A man in a heavy, grey coat was sitting on one of the chairs, and to begin with, he just looked at her. Took in the threadbare prison uniform, the gaunt features, the sullen defiance in her eyes. ‘Oxana Borisovna Vorontsova,’ he said eventually. ‘Age, twenty three years and four months. Accused of triple homicide, with multiple aggravating circumstances.’
She waited, staring out of the window at a small square of snowy forest. The man spoke near-perfect Russian, but it was not his first language. ‘In a fortnight’s time you will face trial,’ he continued. ‘And you will be found guilty. There is no other conceivable outcome. You will spend the next twenty years of your life in a penal colony which will make Dobryanka look like a holiday resort. In theory, you could receive the death penalty.’
Her eyes remained blank. The man lit a cigarette, an imported brand, and offered her one. It would have bought her an extra helping of food for a week at the remand centre, but Oxana refused it with a barely perceptible shake of the head.
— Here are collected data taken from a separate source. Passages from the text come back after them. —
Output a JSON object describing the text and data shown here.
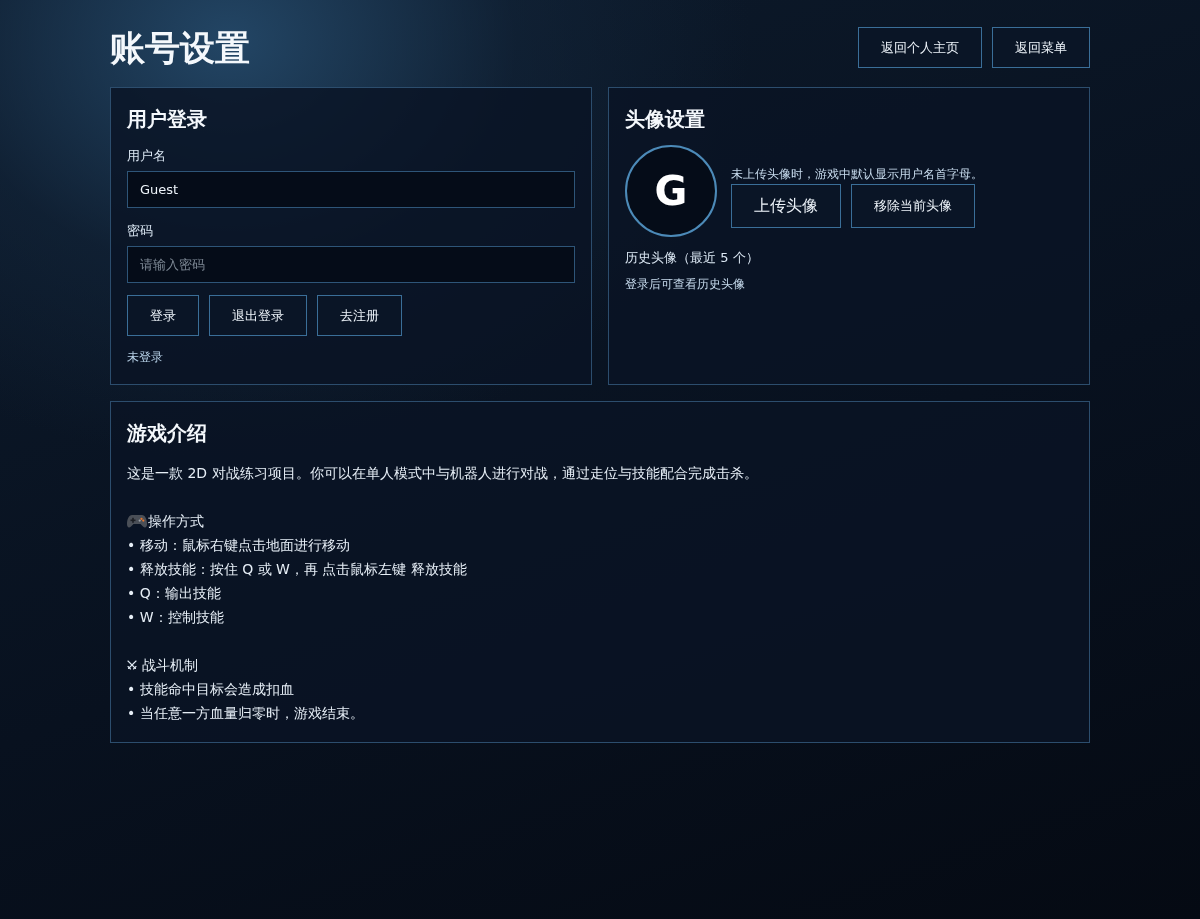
{
  "page": {
    "title": "账号设置"
  },
  "header_buttons": [
    "返回个人主页",
    "返回菜单"
  ],
  "login_card": {
    "title": "用户登录",
    "fields": [
      {
        "label": "用户名",
        "value": "Guest"
      },
      {
        "label": "密码",
        "placeholder": "请输入密码"
      }
    ],
    "buttons": [
      "登录",
      "退出登录",
      "去注册"
    ],
    "status": "未登录"
  },
  "avatar_card": {
    "title": "头像设置",
    "avatar_letter": "G",
    "hint": "未上传头像时，游戏中默认显示用户名首字母。",
    "buttons": [
      {
        "label": "上传头像",
        "kind": "upload"
      },
      {
        "label": "移除当前头像",
        "kind": "action"
      }
    ],
    "history_title": "历史头像（最近 5 个）",
    "history_note": "登录后可查看历史头像"
  },
  "intro_card": {
    "title": "游戏介绍",
    "paragraph": "这是一款 2D 对战练习项目。你可以在单人模式中与机器人进行对战，通过走位与技能配合完成击杀。",
    "sections": [
      {
        "kind": "controls",
        "heading": "操作方式",
        "items": [
          "• 移动：鼠标右键点击地面进行移动",
          "• 释放技能：按住 Q 或 W，再 点击鼠标左键 释放技能",
          "• Q：输出技能",
          "• W：控制技能"
        ]
      },
      {
        "kind": "combat",
        "heading": "战斗机制",
        "items": [
          "• 技能命中目标会造成扣血",
          "• 当任意一方血量归零时，游戏结束。"
        ]
      }
    ]
  }
}
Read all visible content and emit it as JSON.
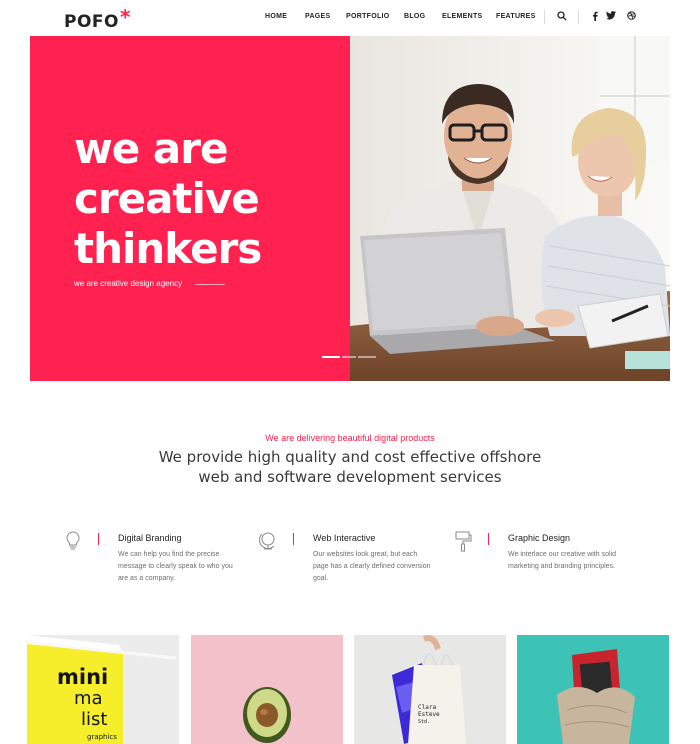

‘Three men found dead. One with his throat slashed to the bone, two shot in the face. Not quite the behaviour expected of a final year linguistics student at Perm’s top university. Unless, perhaps, she happened to be the daughter of a Spetznaz close-quarter battle instructor.’ He drew on his cigarette. ‘Quite a reputation he had, senior sergeant Boris Vorontsov. Didn’t help him, though, when he fell out with the gangsters he was moonlighting for. A bullet in the back, and left to die in the street like a dog. Hardly a fitting end for a decorated veteran of Grozny and Pervomayskoye.’
From beneath the table he took a flask and two cardboard cups. Poured slowly, so that the scent of strong tea infused the cold air. Nudged one of the cups towards her.